In the optical fiber sensor shown in FIG. 2, the light from the light source 0υ is non-polarized light. Therefore, since the light is propagated in an unpolarized state during the optical path from the light source αυ to the photodetector (2 trenches), even if there are temperature changes or fiber birefringence, the polarization state will not fluctuate statistically. There are no annoying noise factors and it is possible to suppress output drift.

〔Effect of the invention〕

As explained above, according to the optical fiber sensor according to the present invention, a light source that outputs unpolarized light is used,
Since this unpolarized light is used to detect interference light, there is no need for a device to fix or adjust the plane of polarization as in the past, and a simple configuration suppresses output drift and reduces noise output. can be reduced.

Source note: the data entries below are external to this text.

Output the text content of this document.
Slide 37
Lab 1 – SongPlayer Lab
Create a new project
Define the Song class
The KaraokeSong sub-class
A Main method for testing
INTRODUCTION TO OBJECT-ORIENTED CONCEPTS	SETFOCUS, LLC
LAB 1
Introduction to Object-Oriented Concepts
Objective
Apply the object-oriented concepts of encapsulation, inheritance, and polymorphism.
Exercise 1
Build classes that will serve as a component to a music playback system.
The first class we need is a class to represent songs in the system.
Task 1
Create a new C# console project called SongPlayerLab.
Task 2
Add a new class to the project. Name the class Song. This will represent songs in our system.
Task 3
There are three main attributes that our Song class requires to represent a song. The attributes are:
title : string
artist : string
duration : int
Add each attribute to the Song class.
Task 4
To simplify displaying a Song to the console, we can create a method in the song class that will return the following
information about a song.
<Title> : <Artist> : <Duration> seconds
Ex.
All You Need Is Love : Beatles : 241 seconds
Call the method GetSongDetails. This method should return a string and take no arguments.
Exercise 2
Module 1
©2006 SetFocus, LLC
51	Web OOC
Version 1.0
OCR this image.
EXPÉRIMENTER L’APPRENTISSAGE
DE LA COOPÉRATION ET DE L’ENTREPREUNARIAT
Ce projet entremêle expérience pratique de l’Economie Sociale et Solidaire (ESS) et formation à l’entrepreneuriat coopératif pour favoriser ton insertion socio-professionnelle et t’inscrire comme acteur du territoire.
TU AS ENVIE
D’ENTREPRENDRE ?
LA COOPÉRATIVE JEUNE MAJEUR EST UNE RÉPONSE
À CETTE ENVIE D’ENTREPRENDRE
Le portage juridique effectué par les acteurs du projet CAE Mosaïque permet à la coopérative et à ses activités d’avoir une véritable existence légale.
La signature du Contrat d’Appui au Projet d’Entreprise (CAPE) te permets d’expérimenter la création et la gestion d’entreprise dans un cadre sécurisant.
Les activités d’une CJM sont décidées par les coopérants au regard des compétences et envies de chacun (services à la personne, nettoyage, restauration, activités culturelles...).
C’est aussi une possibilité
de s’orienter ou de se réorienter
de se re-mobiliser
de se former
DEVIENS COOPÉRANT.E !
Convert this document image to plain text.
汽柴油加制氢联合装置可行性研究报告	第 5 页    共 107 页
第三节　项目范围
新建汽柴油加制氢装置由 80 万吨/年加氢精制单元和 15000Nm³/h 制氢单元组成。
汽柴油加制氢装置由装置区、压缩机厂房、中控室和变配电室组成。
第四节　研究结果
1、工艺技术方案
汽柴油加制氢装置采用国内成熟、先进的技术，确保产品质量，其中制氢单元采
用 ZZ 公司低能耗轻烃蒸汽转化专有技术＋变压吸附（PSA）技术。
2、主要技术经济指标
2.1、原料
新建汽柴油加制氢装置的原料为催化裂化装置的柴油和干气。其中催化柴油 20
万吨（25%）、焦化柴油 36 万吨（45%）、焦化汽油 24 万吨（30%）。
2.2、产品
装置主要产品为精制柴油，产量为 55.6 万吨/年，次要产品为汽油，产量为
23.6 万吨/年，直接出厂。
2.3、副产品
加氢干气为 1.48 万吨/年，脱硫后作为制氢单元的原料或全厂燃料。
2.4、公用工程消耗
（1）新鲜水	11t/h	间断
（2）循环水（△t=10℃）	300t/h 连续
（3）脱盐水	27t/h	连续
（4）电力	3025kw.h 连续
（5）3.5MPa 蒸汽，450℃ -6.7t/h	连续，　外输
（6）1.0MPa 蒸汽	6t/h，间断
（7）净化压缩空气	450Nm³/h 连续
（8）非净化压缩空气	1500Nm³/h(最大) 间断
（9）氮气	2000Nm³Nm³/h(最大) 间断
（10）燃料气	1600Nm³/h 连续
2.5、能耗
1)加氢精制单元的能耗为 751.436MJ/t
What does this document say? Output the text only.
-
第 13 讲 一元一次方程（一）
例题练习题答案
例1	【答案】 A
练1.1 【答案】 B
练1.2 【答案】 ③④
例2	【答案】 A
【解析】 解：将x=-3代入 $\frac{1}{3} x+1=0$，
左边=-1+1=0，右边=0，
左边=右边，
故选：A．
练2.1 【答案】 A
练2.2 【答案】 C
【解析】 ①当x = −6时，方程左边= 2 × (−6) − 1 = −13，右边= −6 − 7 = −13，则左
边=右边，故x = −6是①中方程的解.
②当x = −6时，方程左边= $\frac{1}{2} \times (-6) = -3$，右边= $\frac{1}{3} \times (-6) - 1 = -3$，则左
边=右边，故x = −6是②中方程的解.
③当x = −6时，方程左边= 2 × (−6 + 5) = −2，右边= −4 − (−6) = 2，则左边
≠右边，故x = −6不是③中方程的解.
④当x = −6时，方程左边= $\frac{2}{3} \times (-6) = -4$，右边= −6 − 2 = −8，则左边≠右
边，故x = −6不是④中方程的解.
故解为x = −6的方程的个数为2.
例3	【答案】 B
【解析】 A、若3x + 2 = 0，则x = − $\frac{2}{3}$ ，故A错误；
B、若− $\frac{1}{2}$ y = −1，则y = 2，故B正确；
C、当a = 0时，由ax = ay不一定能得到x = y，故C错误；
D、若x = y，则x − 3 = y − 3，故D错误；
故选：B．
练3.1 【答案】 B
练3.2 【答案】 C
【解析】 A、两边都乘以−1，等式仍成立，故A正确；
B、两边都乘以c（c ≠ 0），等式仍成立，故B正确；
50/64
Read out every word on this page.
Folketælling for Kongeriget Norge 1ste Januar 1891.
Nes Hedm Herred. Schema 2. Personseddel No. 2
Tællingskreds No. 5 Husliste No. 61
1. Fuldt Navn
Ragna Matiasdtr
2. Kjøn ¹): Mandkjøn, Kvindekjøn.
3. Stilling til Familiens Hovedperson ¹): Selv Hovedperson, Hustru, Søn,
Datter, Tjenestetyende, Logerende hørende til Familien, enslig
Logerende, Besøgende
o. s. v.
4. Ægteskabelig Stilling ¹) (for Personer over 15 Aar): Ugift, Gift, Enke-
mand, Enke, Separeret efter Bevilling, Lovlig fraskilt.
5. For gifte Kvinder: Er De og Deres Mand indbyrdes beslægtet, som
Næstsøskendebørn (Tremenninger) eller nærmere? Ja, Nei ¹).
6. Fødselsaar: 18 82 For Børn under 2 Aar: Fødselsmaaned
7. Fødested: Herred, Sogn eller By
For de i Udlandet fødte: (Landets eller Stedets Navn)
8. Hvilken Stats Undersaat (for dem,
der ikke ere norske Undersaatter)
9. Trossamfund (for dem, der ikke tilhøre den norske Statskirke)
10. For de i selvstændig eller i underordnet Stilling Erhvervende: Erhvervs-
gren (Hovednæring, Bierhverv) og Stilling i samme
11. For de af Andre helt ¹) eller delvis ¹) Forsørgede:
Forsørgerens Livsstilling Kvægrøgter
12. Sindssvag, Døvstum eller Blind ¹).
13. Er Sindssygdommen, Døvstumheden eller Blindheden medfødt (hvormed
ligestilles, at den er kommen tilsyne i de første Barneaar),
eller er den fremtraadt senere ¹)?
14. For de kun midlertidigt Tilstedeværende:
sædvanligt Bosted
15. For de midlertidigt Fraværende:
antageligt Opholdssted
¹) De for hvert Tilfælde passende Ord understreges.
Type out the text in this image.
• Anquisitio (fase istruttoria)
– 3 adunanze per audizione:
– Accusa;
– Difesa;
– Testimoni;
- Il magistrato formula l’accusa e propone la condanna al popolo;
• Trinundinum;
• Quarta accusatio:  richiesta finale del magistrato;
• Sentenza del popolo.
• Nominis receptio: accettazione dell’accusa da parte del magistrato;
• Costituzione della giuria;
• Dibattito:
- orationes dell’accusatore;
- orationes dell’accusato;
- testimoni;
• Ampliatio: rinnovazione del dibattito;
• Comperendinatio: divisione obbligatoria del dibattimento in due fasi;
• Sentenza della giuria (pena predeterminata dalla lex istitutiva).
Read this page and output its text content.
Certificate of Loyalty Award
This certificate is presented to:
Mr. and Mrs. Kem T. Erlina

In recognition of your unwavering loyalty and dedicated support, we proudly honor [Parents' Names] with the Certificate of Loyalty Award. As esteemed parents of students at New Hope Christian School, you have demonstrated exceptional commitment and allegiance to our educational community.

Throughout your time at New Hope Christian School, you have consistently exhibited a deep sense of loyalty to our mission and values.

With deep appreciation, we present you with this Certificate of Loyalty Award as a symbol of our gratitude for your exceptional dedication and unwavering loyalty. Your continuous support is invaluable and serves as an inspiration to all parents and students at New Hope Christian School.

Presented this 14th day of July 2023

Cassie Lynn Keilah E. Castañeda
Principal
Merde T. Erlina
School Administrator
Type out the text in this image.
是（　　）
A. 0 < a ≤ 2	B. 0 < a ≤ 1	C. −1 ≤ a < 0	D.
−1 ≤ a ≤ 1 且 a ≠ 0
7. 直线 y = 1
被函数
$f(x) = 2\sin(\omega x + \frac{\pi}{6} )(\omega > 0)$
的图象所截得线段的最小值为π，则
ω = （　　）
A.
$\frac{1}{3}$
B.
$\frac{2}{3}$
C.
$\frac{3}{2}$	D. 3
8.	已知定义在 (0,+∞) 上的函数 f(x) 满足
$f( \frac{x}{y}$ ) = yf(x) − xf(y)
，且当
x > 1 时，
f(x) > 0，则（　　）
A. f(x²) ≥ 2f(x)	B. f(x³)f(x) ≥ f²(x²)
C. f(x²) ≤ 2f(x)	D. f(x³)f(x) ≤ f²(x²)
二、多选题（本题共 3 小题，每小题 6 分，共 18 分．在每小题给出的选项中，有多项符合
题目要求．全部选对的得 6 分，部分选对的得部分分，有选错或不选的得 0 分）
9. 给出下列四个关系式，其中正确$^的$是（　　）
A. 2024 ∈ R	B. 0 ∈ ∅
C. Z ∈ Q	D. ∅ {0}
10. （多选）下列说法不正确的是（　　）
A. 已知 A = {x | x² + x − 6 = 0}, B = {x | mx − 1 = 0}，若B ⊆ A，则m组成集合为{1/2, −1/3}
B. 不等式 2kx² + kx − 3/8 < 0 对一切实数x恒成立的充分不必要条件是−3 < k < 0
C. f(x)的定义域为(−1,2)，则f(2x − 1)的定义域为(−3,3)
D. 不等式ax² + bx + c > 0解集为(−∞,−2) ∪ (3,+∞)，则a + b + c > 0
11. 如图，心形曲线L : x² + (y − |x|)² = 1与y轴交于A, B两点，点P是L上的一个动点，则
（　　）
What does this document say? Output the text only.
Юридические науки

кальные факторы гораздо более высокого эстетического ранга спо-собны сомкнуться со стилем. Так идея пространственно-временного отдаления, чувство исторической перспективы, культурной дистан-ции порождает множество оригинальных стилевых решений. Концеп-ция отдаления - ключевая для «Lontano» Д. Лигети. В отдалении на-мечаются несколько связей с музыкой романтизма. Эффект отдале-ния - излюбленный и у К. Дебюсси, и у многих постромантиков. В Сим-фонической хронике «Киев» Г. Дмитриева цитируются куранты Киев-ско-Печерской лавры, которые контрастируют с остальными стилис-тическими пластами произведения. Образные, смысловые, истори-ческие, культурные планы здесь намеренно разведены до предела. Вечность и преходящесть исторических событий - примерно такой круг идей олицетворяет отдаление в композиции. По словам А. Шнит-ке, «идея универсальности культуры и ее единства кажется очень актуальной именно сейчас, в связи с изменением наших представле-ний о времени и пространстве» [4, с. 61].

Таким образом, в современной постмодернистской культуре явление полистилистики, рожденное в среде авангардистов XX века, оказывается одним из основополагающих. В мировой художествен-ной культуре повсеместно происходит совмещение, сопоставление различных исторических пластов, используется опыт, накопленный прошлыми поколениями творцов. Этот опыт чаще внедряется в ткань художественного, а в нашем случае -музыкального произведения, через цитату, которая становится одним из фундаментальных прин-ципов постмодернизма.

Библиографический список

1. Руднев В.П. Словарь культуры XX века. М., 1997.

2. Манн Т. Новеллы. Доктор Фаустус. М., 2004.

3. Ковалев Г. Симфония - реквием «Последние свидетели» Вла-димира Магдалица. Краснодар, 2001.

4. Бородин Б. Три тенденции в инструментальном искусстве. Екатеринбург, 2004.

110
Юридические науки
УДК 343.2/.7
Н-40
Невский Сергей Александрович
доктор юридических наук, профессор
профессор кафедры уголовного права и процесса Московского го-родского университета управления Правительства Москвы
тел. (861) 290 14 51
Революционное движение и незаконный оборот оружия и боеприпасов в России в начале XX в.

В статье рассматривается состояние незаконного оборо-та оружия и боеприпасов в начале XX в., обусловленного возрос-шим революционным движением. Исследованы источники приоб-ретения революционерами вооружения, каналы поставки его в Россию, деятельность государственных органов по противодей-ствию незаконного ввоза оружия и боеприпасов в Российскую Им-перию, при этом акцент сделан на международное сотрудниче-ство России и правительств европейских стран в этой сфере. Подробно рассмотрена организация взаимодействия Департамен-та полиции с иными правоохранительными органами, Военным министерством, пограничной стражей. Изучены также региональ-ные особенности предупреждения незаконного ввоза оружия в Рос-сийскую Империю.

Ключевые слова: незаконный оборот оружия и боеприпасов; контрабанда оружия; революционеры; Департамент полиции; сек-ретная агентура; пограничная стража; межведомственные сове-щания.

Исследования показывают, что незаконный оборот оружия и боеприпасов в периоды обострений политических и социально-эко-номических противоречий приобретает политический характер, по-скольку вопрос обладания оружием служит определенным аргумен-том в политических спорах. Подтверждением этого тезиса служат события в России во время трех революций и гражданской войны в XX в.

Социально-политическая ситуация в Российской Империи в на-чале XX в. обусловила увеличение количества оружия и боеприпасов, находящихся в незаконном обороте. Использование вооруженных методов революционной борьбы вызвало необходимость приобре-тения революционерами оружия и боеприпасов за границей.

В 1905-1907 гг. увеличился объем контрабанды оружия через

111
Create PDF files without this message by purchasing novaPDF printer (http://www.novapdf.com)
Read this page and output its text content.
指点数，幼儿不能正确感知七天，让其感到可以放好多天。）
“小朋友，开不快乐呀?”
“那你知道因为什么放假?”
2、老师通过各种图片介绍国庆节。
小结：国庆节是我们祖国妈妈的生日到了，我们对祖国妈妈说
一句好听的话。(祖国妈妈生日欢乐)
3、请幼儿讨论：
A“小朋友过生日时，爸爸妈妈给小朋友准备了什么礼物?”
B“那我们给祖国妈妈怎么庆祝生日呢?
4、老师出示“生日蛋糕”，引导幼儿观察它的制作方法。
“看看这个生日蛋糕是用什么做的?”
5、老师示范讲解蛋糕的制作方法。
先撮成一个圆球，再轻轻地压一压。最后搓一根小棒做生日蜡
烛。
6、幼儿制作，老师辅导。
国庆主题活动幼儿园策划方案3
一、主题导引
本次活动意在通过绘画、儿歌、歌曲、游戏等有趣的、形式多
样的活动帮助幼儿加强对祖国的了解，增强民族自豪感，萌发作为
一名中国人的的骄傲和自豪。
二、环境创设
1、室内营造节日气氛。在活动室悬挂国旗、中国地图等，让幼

Since all the light from the light source can be guided to the photodetector through a single-mode fiber, coupling loss and reflection can be reduced, and highly sensitive signal detection is possible, which has a great practical effect. Ru.

[Brief explanation of drawings]

FIG. 2 is a diagram illustrating an embodiment of the optical fiber sensor according to the present invention. ... Single mode fiber, 031, (l... Optical directional coupler, +
231...Optical fiber loose, (Sakaki...Photodetector.

Claims (1)

[Claims] a light source that outputs unpolarized light; a single mode fiber to which the light from the light source is supplied; means for separating the light from the single mode fiber into two waves; and a single mode fiber to which the two waves from the means are supplied. An optical fiber sensor comprising an optical optical fiber loop 2 formed of a mode fiber and in which two waves propagate in opposite directions, and a photodetector that detects interference waves of the two waves propagated through the optical fiber loop.